Visiting Washington DC is a requisite trip for any American citizen. The city is chockablock full of the grandest museums in the country. This is the home of the Smithsonian Institution, the Library of Congress, live action branches of federal government, the Washington Monument, War memorials, Presidential memorials…Everywhere you look, there is another grand stone building, another national museum. The city is saturated with attractions and tourists. Even spending a week doing nothing but tours, it would be difficult to see it all.
Yet, as DC is so federally focused, there is very little in the city that is referential to the city itself. A few years back, a civic group tried to run a museum about the city’s history: the grand architecture, L’Enfant’s complex city design, the amputation of Maryland land to be devoted to the capitol, the struggle for voting representation in Congress for the residents who pay federal taxes, celebrations of the victories of varying protests on the national mall, etc. By all accounts, the museum’s efforts completely failed. While the exhibits were strong, it simply couldn’t compete for tourists with the federal institutions. There remains very little that belongs exclusively to DC that doesn’t literally belong to the nation.
Tucked away on a corner just north of the Senate office building is DC’s high point, a new museum devoted exclusively to international espionage. While nearly all of the museums in the city’s national collection are quite staid with objects under glass and a paragraph long technical explanation tacked on the wall, the International Spy Museum is a completely interactive experience straight out of the best James Bond movies.
Step inside and buy a ticket. Follow the red carpet to the elevator and head up a couple of floors. As the elevator door closes, the floor lights up in intense color and a voice begins to explain your mission. Step off the elevator into the introduction area. You will be asked to pick an identity for the remainder of your visit to the museum. This identity must be memorized off a card on the wall and contains real birth place, new birth place, new name, occupation, and varying bits of background history. This task is actually far more difficult than it seems.
With that complete, a short film introduction then leads into the museum itself. Devoted completely to the history of espionage, its tools, dangers, necessity throughout history, and rewards, there are hundreds of items and interactive activities. If you brought the kids, they can crawl in the duct work above the exhibit floor and listen to conversations happening below. While they’re learning proper eavesdropping techniques, take a moment to study the dangers to a mission and identify the potential threat to spy cover in the interactive wall exhibits. Or compete with your cohorts in identifying where messages or film could be hidden in the public eye, or identifying the signal hidden in the picture – an open umbrella, a guy in an overcoat when no one else is even wearing a jacket, a fast food bag that didn’t make it into the trashcan. Learning what to look for is an incredibly eye opening experience.

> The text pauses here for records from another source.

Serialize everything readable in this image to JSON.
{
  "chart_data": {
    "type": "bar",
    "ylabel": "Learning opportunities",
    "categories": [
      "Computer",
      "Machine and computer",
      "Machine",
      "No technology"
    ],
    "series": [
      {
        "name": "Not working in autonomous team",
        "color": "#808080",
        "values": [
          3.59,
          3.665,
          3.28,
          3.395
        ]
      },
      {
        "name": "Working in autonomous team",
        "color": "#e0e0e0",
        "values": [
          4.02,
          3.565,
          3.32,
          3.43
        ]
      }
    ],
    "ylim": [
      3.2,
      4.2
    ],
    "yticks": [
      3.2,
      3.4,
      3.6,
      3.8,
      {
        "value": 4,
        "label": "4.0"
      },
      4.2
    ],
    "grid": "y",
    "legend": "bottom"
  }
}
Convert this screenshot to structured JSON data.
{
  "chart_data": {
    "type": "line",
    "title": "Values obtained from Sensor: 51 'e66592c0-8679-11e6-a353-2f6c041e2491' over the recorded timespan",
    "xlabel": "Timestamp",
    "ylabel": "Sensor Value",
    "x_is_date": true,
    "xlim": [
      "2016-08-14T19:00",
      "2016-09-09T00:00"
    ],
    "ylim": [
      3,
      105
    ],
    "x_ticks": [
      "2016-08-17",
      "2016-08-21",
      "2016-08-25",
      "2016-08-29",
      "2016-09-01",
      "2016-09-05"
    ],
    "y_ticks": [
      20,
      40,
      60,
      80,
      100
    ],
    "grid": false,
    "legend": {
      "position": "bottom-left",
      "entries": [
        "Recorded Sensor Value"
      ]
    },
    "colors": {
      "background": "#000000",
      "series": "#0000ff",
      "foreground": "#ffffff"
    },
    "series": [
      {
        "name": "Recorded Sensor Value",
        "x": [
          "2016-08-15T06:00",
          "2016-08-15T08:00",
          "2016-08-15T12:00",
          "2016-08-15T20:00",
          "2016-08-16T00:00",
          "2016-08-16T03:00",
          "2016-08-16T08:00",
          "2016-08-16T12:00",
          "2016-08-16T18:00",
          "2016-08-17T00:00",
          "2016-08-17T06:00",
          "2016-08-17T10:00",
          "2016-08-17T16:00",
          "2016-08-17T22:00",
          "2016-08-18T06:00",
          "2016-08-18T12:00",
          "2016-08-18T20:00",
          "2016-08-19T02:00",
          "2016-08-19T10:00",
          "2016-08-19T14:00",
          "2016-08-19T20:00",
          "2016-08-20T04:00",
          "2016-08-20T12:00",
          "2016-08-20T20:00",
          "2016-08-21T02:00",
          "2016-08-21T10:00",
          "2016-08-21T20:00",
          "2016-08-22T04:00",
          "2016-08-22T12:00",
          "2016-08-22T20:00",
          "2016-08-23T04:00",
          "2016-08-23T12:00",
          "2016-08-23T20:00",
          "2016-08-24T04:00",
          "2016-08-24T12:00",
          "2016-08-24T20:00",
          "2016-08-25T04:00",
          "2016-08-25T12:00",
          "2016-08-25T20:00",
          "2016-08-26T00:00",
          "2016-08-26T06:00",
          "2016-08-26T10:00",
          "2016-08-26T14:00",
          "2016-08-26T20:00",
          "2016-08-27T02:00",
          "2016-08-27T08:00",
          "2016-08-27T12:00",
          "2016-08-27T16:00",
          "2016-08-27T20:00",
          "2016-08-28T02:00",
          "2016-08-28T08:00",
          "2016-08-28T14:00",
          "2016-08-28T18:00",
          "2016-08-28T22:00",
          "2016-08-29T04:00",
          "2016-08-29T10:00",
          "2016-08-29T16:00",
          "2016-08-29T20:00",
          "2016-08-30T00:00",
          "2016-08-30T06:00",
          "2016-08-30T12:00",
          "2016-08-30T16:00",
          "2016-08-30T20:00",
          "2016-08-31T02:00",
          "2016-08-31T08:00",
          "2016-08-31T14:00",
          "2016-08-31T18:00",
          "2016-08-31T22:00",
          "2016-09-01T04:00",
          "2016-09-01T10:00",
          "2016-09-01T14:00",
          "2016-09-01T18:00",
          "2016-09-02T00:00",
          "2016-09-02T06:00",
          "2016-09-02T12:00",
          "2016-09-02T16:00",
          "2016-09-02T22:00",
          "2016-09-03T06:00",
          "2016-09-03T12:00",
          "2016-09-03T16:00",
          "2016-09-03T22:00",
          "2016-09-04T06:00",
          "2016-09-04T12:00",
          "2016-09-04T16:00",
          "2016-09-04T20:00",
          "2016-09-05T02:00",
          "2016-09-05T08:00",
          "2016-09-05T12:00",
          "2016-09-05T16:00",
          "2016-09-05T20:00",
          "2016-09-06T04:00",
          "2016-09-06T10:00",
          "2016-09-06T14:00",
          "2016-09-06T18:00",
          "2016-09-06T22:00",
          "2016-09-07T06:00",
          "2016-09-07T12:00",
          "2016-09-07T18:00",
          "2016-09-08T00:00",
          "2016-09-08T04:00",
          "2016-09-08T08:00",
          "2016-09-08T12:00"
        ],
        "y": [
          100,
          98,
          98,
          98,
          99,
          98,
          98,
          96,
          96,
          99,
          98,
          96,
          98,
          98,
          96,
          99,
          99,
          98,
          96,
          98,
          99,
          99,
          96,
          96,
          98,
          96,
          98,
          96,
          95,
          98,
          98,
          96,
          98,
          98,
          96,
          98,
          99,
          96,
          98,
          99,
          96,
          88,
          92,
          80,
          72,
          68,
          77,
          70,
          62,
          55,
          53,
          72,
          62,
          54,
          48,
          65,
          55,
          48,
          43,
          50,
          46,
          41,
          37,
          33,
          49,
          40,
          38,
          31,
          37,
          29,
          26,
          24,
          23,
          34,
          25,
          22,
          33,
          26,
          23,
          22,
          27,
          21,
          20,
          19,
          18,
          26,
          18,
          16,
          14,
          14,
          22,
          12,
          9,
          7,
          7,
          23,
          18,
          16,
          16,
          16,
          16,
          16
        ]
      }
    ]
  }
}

Along with the interactive exhibits, the tools of the trade are fascinating. The rooms are filled with items we thought Hollywood invented. The amphibious car is especially fun, as is the room devoted exclusively to bugging techniques. There are lipstick cameras, single use cameras, the smallest derringers in the history of man, fake lighters that hold film and really light…What’s fascinating more than anything is the age of the items. Technology existed as early as the 1950s for lipstick cameras. Clearly the intelligence agencies are a few decades ahead of the rest of us. The latest museum items from MI5, KGB, and CIA date to the early 1990s, clearly as protection for technology currently in use. It will be fascinating to see down the line how the advent of the internet changed the face of espionage.
The individuals involved in espionage over the last 150 years are also quite intriguing and well-examined throughout. Long before the intelligence agencies had budgets, there were interesting ties with the entertainment industry. The explanation of coding and code-breaking is well done also.
Before exiting, after all of this, you’ll be asked to recall your identity from the introduction. Who knew memorizing that much and retaining it could be so difficult?
DC will forever be worth the visit even the dead heat of their windless summer. There are places every American should see on nearly every corner. But once the necessities have been attended to or you’re looking for a break from the endless wandering around on stone institutional floors, head north just a bit to the International Spy Museum. It’s one of a kind amidst dozens of remarkable places. Sensing in the air the proximity to the CIA, it’s a unique local experience that belongs just to DC. Good luck on your mission.